It’s been a popular topic here on Rockstar CMO, that Rockstar marketing starts at home. Pulling together the backing band of employees and colleagues to not just build a better brand by enabling them to improve the experience for the customer, but to become evangelists in our increasingly connected world. Jane Scandurra shares her experience of how we can make that happen.
Focusing on customer experience management may be the single most important investment a brand can make in today’s competitive business climate and overall attention economy – especially as we head into a new decade of continued technological innovation and accelerated disruption.
According to Gartner, 81 percent of companies now expect to compete primarily on the basis of the experience they provide customers. That’s not too surprising, given the many ways a customer can now directly interact with a company. However, most organizations are not focusing enough on the growing evidence pointing to the most critical component of the customer experience – their employees.
There’s lots of research to show that a highly engaged workforce may be the key to delivering a better customer experience:
- Gallup reports that employees who are engaged are more likely to improve customer service and can result in a 20% increase in sales.
- Similarly, HR consultancy, Tower Perrins, reports that engaged employees can average a 19.2% increase in profitability, while companies that experience high engagement have also seen 147% higher earnings per share.
- Tempkin Group’s 2016 Employee Engagement Benchmark Study also shows that companies acing customer experience have one-and-a-half times as many engaged employees as those that are not so good at it.
All good news, right? Well, only if your company has a highly engaged workforce. Unfortunately, here’s the serious disconnect:
According to Gallup’s State of the Global Workplace survey, 85% of people are dissatisfied with their jobs the world over. Equally disturbing, only 41% of employees felt that they know what their organization stands for and what makes its brand different from its competitors’ brands.
Marketing needs to help to instill the customer-centric mindset across the organization
If your employees don’t have a customer-centric mindset and don’t have the motivation to keep (internal AND external) customers happy, it’s not likely that you’re delivering the best customer experience and, therefore, not delivering the best bottom line results. Employees want to have a sense of purpose in their careers (just ask a millennial), so improving their understanding of how they fit into the customer experience is critical.

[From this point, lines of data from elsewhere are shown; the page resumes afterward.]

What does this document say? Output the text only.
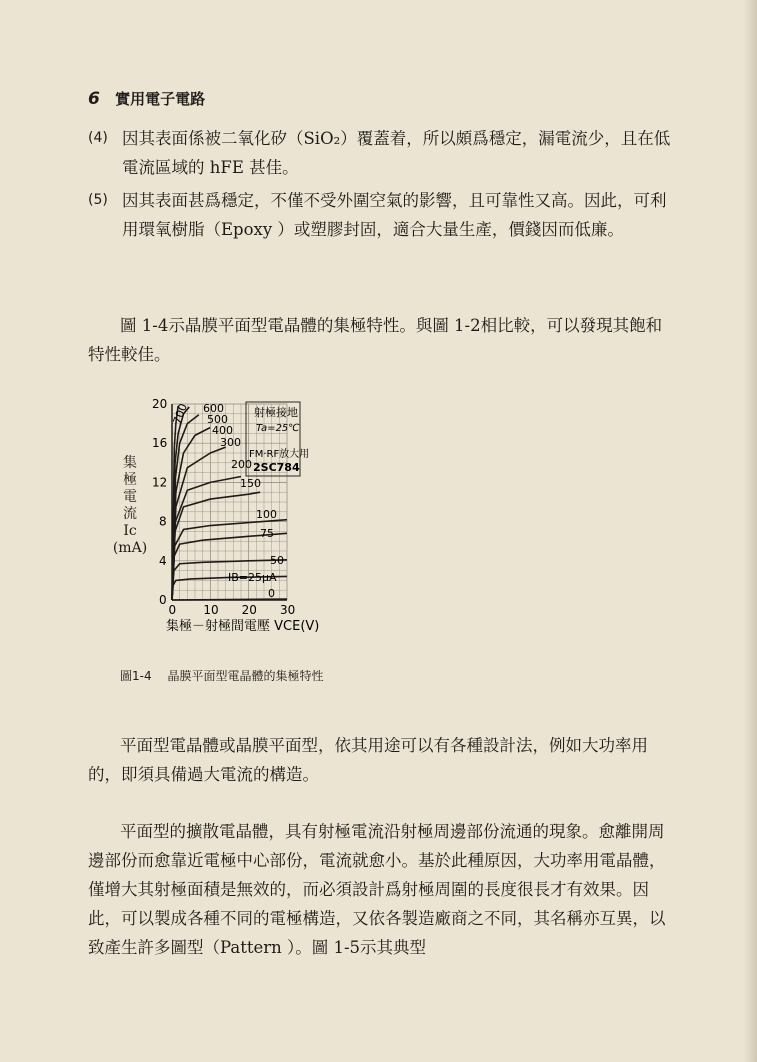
6 實用電子電路
(4) 因其表面係被二氧化矽（SiO₂）覆蓋着，所以頗爲穩定，漏電流少，且在低電流區域的 hFE 甚佳。
(5) 因其表面甚爲穩定，不僅不受外圍空氣的影響，且可靠性又高。因此，可利用環氧樹脂（Epoxy ）或塑膠封固，適合大量生產，價錢因而低廉。
圖 1-4示晶膜平面型電晶體的集極特性。與圖 1-2相比較，可以發現其飽和特性較佳。
集
極
電
流
Ic
(mA)
0 10 20 30
0
4
8
12
16
20
0
IB=25μA
50
75
100
150
200
300
400
500
600
700	射極接地
Ta=25℃
FM·RF放大用
2SC784
集極－射極間電壓 VCE(V)
圖1-4 晶膜平面型電晶體的集極特性
平面型電晶體或晶膜平面型，依其用途可以有各種設計法，例如大功率用的，即須具備過大電流的構造。
平面型的擴散電晶體，具有射極電流沿射極周邊部份流通的現象。愈離開周邊部份而愈靠近電極中心部份，電流就愈小。基於此種原因，大功率用電晶體，僅增大其射極面積是無效的，而必須設計爲射極周圍的長度很長才有效果。因此，可以製成各種不同的電極構造，又依各製造廠商之不同，其名稱亦互異，以致產生許多圖型（Pattern ）。圖 1-5示其典型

Employees who are enthusiastic and actively work to move key initiatives forward feel a stronger sense of purpose and are more likely to stay longer with an organization. When they can focus on their strengths, they feel better about themselves, have a higher sense of self-worth and are able to contribute in a higher capacity. Everybody wins.
McKinsey agrees that the customer experience begins at home reporting that “the closer a company can align its commitment to customer-centricity with the interests of its employees, the closer it will get to achieving its customer-strategy goals.” One aspect of aligning with employee motivations was highlighted my recent CMO Rockstar article, Wait…what’s in it for ME?

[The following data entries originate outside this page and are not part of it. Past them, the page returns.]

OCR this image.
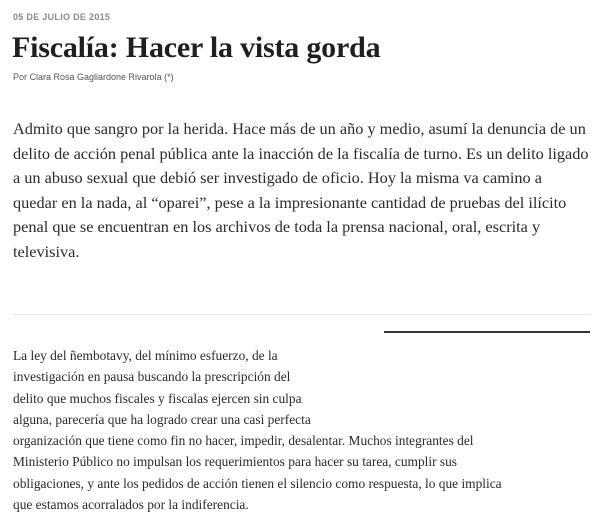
05 DE JULIO DE 2015
Fiscalía: Hacer la vista gorda
Por Clara Rosa Gagliardone Rivarola (*)

Admito que sangro por la herida. Hace más de un año y medio, asumí la denuncia de un delito de acción penal pública ante la inacción de la fiscalía de turno. Es un delito ligado a un abuso sexual que debió ser investigado de oficio. Hoy la misma va camino a quedar en la nada, al “oparei”, pese a la impresionante cantidad de pruebas del ilícito penal que se encuentran en los archivos de toda la prensa nacional, oral, escrita y televisiva.

La ley del ñembotavy, del mínimo esfuerzo, de la
investigación en pausa buscando la prescripción del
delito que muchos fiscales y fiscalas ejercen sin culpa
alguna, parecería que ha logrado crear una casi perfecta
organización que tiene como fin no hacer, impedir, desalentar. Muchos integrantes del
Ministerio Público no impulsan los requerimientos para hacer su tarea, cumplir sus
obligaciones, y ante los pedidos de acción tienen el silencio como respuesta, lo que implica
que estamos acorralados por la indiferencia.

Traditional marketing strategies applied inwardly can have positive impact on engagement
Traditional HR departments don’t communicate with employees for reasons of improving customer experience. Annual HR ‘employee sentiment’ surveys, generic ‘one size fits all’ top-down employee communications, don’t do the trick. Likewise, ‘exit interviews’ tell you nothing about why highly engaged employees choose to stay – just as interviewing divorcees will not tell you what makes a strong marriage.
HR and internal communications teams need to borrow some strategies from customer success and marketing and apply them inwardly – segmentation, data analysis, motivating campaigns, and so on.
Incorporating more branding education into onboarding efforts as well as into ongoing departmental objectives would help a lot. Overall, there needs to be formal partnering across internal functions to deliver an effective and customer-centric employee experience.
Marketing can play a lead role and be the bridge between internal culture and the organization’s external brand to ensure everyone is singing in harmony to deliver the best customer experience. I believe this cross-functional approach will become a more important focus in the decade ahead. Hopefully, cross-functional budgets will match the seriousness of the effort required.
As the future of work continues to evolve, the smartest and most successful organizations will continuously learn how to meet the expectations of their people.
Sir Richard Branson sums it up well, “Employees come first. If you take care of your employees, they will take care of the clients.”